3. Le commerce qui constitue l’activité principale de Mogador, est monopolisé par le Sultan qui importe des populations, dont les étrangers (juifs et chrétiens) pour assurer le succès de cette activité. Tous les locaux sont la propriété du Sultan, qui les loue à son tour aux commerçants.

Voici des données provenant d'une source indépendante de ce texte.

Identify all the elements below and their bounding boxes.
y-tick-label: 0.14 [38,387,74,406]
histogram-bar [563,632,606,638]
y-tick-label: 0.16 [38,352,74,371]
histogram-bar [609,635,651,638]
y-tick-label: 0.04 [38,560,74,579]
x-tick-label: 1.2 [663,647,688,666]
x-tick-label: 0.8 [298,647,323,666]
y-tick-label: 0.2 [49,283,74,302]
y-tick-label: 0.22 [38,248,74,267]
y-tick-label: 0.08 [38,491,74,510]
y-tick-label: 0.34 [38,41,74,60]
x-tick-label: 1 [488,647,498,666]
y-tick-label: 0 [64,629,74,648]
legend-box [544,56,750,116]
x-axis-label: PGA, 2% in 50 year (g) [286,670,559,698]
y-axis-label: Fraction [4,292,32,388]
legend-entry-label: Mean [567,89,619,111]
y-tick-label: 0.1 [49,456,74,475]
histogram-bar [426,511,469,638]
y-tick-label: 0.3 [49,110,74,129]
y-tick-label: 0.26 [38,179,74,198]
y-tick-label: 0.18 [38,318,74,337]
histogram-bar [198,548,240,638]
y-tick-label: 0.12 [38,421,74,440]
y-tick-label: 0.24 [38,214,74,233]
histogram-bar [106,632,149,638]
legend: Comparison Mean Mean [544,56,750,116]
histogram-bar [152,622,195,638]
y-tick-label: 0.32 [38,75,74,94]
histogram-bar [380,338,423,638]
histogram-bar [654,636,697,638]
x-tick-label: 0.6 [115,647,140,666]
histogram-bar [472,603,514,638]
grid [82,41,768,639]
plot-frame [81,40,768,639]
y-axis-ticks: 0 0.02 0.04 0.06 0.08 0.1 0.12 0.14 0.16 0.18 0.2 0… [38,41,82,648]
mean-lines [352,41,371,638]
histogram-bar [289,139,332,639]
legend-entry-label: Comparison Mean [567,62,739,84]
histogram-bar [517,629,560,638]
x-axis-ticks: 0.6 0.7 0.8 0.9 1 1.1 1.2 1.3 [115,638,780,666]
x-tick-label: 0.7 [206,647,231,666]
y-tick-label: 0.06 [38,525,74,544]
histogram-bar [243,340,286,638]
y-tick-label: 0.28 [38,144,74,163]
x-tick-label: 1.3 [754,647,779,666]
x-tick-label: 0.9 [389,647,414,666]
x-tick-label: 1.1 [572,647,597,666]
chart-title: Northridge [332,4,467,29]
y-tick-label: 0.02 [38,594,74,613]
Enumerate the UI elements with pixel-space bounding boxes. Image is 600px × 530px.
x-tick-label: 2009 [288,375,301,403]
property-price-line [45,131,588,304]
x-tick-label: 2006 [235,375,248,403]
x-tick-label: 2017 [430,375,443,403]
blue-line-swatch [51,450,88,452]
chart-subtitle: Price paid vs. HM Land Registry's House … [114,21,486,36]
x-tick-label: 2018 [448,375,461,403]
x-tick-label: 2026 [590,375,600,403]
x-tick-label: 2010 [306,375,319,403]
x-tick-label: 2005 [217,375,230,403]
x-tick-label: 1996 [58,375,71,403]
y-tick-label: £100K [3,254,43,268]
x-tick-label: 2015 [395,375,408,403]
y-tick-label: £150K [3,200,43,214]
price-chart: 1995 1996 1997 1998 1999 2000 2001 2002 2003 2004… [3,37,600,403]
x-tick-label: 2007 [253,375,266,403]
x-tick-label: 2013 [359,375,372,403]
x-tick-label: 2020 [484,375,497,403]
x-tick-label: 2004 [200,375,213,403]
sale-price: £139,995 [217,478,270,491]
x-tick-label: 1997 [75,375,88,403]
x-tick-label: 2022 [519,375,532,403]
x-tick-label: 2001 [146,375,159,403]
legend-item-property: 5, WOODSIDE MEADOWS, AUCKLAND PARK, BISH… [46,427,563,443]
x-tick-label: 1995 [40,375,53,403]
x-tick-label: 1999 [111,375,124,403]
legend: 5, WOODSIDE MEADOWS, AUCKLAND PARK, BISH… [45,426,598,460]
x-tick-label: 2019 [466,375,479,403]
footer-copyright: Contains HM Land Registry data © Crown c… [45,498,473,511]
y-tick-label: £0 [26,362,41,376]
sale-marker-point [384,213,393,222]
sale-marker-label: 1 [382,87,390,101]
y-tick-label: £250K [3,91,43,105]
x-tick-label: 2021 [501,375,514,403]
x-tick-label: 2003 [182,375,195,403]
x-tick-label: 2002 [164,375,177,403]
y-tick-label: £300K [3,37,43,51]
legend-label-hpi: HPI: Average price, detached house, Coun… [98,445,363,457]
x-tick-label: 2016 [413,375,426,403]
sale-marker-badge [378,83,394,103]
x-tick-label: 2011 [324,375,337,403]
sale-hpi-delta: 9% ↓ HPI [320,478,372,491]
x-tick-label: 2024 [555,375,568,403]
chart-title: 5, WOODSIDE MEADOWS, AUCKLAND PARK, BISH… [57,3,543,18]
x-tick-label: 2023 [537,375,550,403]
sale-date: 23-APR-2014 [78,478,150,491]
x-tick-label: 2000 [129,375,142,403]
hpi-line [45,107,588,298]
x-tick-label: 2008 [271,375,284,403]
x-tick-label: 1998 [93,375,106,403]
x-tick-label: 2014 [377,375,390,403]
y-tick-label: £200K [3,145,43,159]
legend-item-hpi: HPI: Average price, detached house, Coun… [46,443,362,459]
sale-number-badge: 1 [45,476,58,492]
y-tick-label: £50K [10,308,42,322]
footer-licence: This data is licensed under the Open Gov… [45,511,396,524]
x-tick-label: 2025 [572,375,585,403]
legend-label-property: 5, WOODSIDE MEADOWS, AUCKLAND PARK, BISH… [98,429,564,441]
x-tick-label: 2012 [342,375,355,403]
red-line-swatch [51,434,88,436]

4. Enfin Mogador apparaît comme un centre de transactions par excellence et non comme un foyer de création de richesses économiques.

 

Et nos deux auteurs de conclure :

 

« Mogador apparaît comme un type urbain exceptionnel, non représentatif de la société urbaine maghrébine. D’ailleurs l’echec rapide de cette expérience souligne bien les limites d’un tel type ».

 

Une prospérité éphémère. En effet, à Mogador, progressiement, les négoçiants juifs prennent leur distance vis-à-vis du pouvoir central en se mettant sous la protection des consulats étrangers. Le système des protections des individus va s’emplifier tout le long de la deuxième moitié du XIXè siècle pour s’étendre comme un cancer au reste du corps social et aboutir au protectorat. Aymé d’Aquin, agent consulaire de l’époque, dénonce en 1868 « la protection exclusive et injuste » qu’on offrait aux israélites au détriment de l’intérêt des musulmans. Les plus exploités dans ce système étaient les ruraux, comme le notait le Tourneaux : « Le berbère est un perpétuel emprunteur, l’argent est à la ville ». La ville par le système de crédits abusifs et l’échange inégal, « pompait » en quelque sorte les richesses de la campagne ; d’où l’hostilité  latente des caïds de la région. En particulier celle du caïd Anflous.

 

Avec l’occupation de Tindouf par la France en 1896, les caravanes se faisaient de plus en plus rares, et avec l’invention de la propultion à vapeur, les navires pouvaient désormais aborder d’autres rivages sans tenir compte des barres maritimes. Casablanca se profilait déjà àl’horizon et ne cessait de prendre de l’importance par rapport à Essaouira : « C’est à Casablanca que le consulat de Mogador pourrait être utilement transféré » notait-on dés 1857. « Les principaux établissements français sont là et c’est là que nos intérêts commerciaux ont leplus besoin d’être soutenus ».  A la fin du règne de Hassan 1er , Essaouira avait déjà perdu son rôle de port international.

 

De port international autrefois, aujourd’hui Essaouira n’est plus qu’un petit port de pêche où les marins cousent des filets aux multiples couleurs, tandis que  les goélands tissent le ciel avec la mer.